Collaboration is Key to Translating the Next Generation of Cancer Research

Guest Post by Dario C. Altieri, MD
The Wistar Institute

A buzzword in the biomedical research industry for many years, translational research aims to do just that: “translate” or advance research discoveries made in the lab into early phase clinical trials with actual patients and their cells. Partnerships allow scientists to forge new paths in translational medicine, where individual laboratories or entire research programs join forces to advance discoveries. This era of personalized medicine allows scientists and clinicians to deliver the right drug to the right patient at the right time.

Dr. Louise C. Showe, professor at The Wistar Institute and AACR member, in her lab. Photo courtesy of The Wistar Institute.

Dr. Louise C. Showe, professor at The Wistar Institute and AACR member, in her lab. Photo courtesy of The Wistar Institute.

The same cutting-edge research that guides innovative cancer clinical trials at top teaching medical centers is now available in some smaller community hospitals, no matter the type or stage of the disease. Through our partnership, which originated in 2011, The Wistar Institute and Christiana Care Health System’s Helen F. Graham Cancer Center & Research Institute are bringing cutting-edge research to the community – the first and only inter-institutional collaboration between a National Cancer Institute (NCI)-designated basic research cancer center and a community hospital system.

As a sign of success in translational research, Wistar Institute professor Louise C. Showe, PhD, is developing a 29-gene panel blood test that could be used to predict non-small cell lung cancer (NSCLC). While lung cancer has long been plagued by early-stage screening difficulties, Showe has worked with thoracic surgeons at the Helen F. Graham Center to develop the test and access the patient blood samples necessary to validate the research.

In 2009, Showe and her colleagues first demonstrated the correlation between the presence of NSCLC and gene expression patterns – changes in gene activity – within peripheral mononuclear blood cells, white blood cells like leukocytes and lymphocytes important for an immune response. In 2011, her team further showed that such gene expression patterns change after tumor removal and in many cases could return to normal in patients following successful surgery. They also found a panel of genes that could distinguish between malignant tumors and non-malignant lung nodules, suggesting that a blood test could also guide treatment decisions and help prevent unnecessary surgeries. To validate the test, Showe partnered with community hospitals to collect samples from more than 600 patients considered at high risk for developing lung cancer. All samples were collected in late 2014; data are currently being validated.

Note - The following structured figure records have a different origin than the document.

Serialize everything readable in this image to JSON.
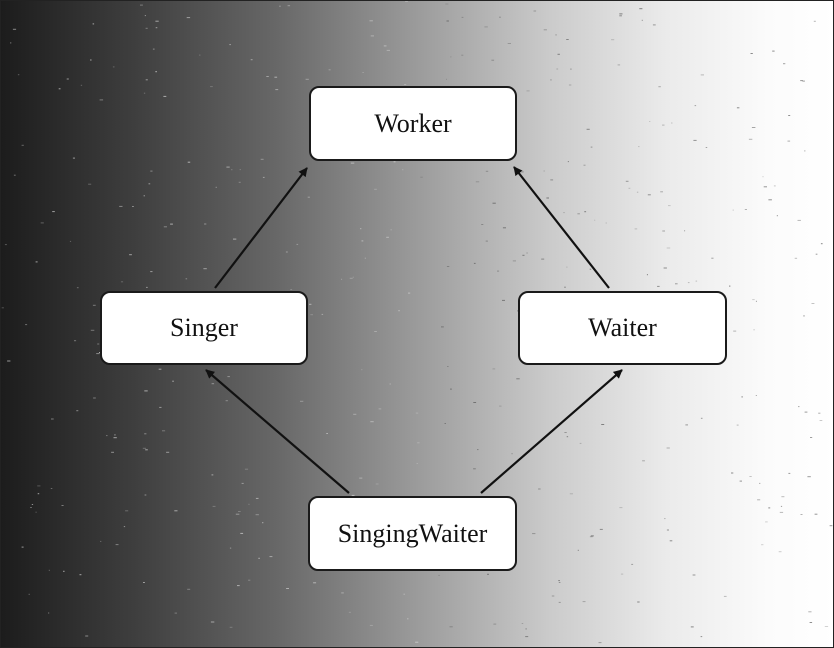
{
  "diagram": {
    "nodes": [
      {
        "id": "worker",
        "label": "Worker"
      },
      {
        "id": "singer",
        "label": "Singer"
      },
      {
        "id": "waiter",
        "label": "Waiter"
      },
      {
        "id": "singingwaiter",
        "label": "SingingWaiter"
      }
    ],
    "edges": [
      {
        "from": "singer",
        "to": "worker"
      },
      {
        "from": "waiter",
        "to": "worker"
      },
      {
        "from": "singingwaiter",
        "to": "singer"
      },
      {
        "from": "singingwaiter",
        "to": "waiter"
      }
    ]
  }
}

While most cancer research is performed in academic medical centers, about 80 percent of oncology care across the United States is provided at community hospitals, closer to home for patients and their families. The symbiotic Wistar-Helen F. Graham partnership is key because it gives Wistar scientists access to an early-stage patient population in which tumors have not had a chance to evolve, resist cell death, or select other mechanisms to avoid resistance, which is important for developing advances like the lung cancer blood test. Together, these institutions are forging a new path in translational medicine that accelerates discoveries from the lab to clinical trials by directly connecting the dots between patients in the community and the medical, research, and pharmaceutical industries.

The path is clear: Strategic partnerships and pooled resources have great potential to bring rise to the new research and innovative therapies that can truly transform the future of cancer treatment and improve patient outcomes.

Dr. Dario C. Altieri. Photo courtesy of The Wistar Institute.

Dr. Dario C. Altieri. Photo courtesy of The Wistar Institute.

On March 2, 2015, Dario C. Altieri, MD, became The Wistar Institute’s new CEO. He continues to serve as director of Wistar’s Cancer Center, as chief scientific officer, and as the Robert and Penny Fox Distinguished Professor. Altieri is a member of the American Association for Cancer Research and a senior editor of the AACR’s journal Molecular Cancer Research.

Known worldwide for vaccine development, Wistar, located in Philadelphia, also has a long history as a prominent cancer research center, which has been NCI-designated since 1972. Of the 68 NCI-designated cancer centers in the United States, Wistar is one of only seven focused solely on basic cancer biology and among less than 10 percent to receive an “exceptional” rating at its most recent evaluation from a national panel of cancer experts – the highest possible score a cancer center can receive. Similarly, the Helen F. Graham Center in Newark, Delaware was one of the first NCI-selected community cancer centers.